The Wild Geese

The Wild Geese is a 1978 war film starring an ensemble cast led by Richard Burton, Roger Moore, Richard Harris and Hardy Krüger. The film, which was directed by Andrew V. McLaglen, was the result of a long-held ambition of producer Euan Lloyd to make an all-star adventure film in the vein of The Guns of Navarone or Where Eagles Dare. The plot concerns a group of European mercenaries fighting in Africa. The screenplay by Reginald Rose was based on Daniel Carney’s unpublished novel The Thin White Line.

The film is named after the Wild Goose flag and shoulder patch used by Michael “Mad Mike” Hoare’s Five Commando, ANC, which in turn was inspired by a 20th-century Irish mercenary army Wild Geese. Carney’s novel was subsequently published by Corgi Books under the film’s title.

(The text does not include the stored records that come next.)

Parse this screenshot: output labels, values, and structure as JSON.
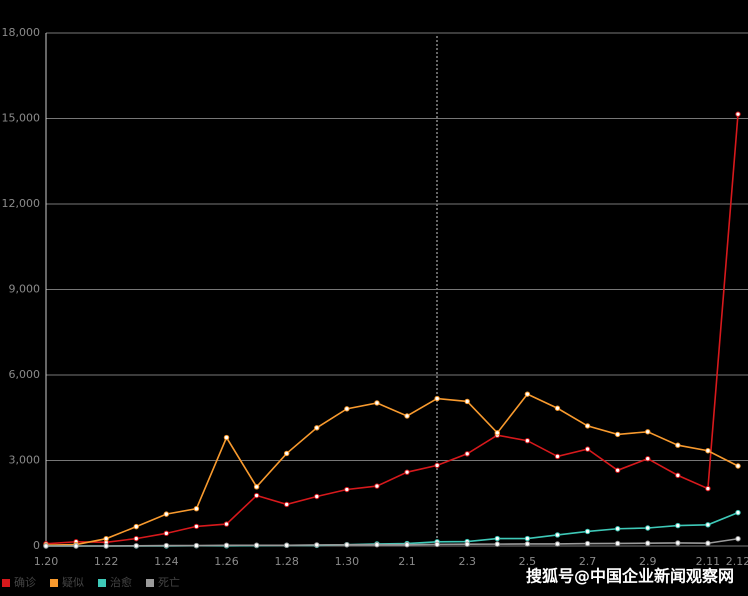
{
  "chart_data": {
    "type": "line",
    "categories": [
      "1.20",
      null,
      "1.22",
      null,
      "1.24",
      null,
      "1.26",
      null,
      "1.28",
      null,
      "1.30",
      null,
      "2.1",
      null,
      "2.3",
      null,
      "2.5",
      null,
      "2.7",
      null,
      "2.9",
      null,
      "2.11",
      "2.12"
    ],
    "series": [
      {
        "name": "确诊",
        "color": "#d7191c",
        "values": [
          77,
          149,
          131,
          259,
          444,
          688,
          769,
          1771,
          1459,
          1737,
          1982,
          2102,
          2590,
          2829,
          3235,
          3887,
          3694,
          3143,
          3399,
          2656,
          3062,
          2478,
          2015,
          15152
        ]
      },
      {
        "name": "疑似",
        "color": "#f89a2e",
        "values": [
          27,
          50,
          257,
          680,
          1118,
          1309,
          3806,
          2077,
          3248,
          4148,
          4812,
          5019,
          4562,
          5173,
          5072,
          3971,
          5328,
          4833,
          4214,
          3916,
          4008,
          3536,
          3342,
          2807
        ]
      },
      {
        "name": "治愈",
        "color": "#3ec9b8",
        "values": [
          0,
          0,
          0,
          0,
          0,
          9,
          5,
          15,
          23,
          21,
          47,
          72,
          85,
          147,
          157,
          262,
          261,
          387,
          510,
          605,
          632,
          716,
          744,
          1171
        ]
      },
      {
        "name": "死亡",
        "color": "#9a9a9a",
        "values": [
          0,
          0,
          0,
          8,
          16,
          15,
          24,
          26,
          26,
          38,
          43,
          46,
          45,
          57,
          64,
          66,
          73,
          73,
          86,
          89,
          97,
          108,
          97,
          254
        ]
      }
    ],
    "ylim": [
      0,
      18000
    ],
    "yticks": [
      0,
      {
        "value": 3000,
        "label": "3,000"
      },
      {
        "value": 6000,
        "label": "6,000"
      },
      {
        "value": 9000,
        "label": "9,000"
      },
      {
        "value": 12000,
        "label": "12,000"
      },
      {
        "value": 15000,
        "label": "15,000"
      },
      {
        "value": 18000,
        "label": "18,000"
      }
    ],
    "grid": true,
    "legend": "bottom-left",
    "watermark": "搜狐号@中国企业新闻观察网"
  }
}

Allen Faulkner, a former British Army colonel turned mercenary, arrives in London to meet merchant banker Sir Edward Matheson. The latter proposes an operation to rescue Julius Limbani, the imprisoned President of a southern African nation who is due for execution by General Ndofa. President Limbani is held in a remote prison in Zembala, guarded by a regiment of General Ndofa’s troops known as the “Simbas”.

Faulkner accepts the assignment and begins recruiting forty-nine mercenaries, including officers he had worked with previously: Capt. Rafer Janders, a skilled tactician, and Lt. Shawn Fynn, a former Irish Guards officer and pilot. Fynn also brings in Pieter Coetzee, a former soldier in the South African Defence Force who wishes only to return home and buy a farm. The mercenaries fly to Swaziland, where they are whipped into shape. With training complete, Janders exacts a promise from Faulkner to watch over his only son, Emile, should he not survive.

Because of an unexpected development, Faulkner is given only a day’s notice to launch the mission. On Christmas Day, the fifty-man mercenary group parachute into Zembala by a HALO jump. One group rescues an alive, though sick, Limbani from a heavily guarded prison, while another group takes over a small, nearby airfield to await pick-up. Back in London, however, Matheson cancels the extraction flight at the last moment, having secured copper mining assets from General Ndofa in exchange for President Limbani. Stranded deep in hostile territory, the abandoned mercenaries fight their way through bush country, pursued by the Simbas. Many men, including Coetzee and Witty, are killed along the way.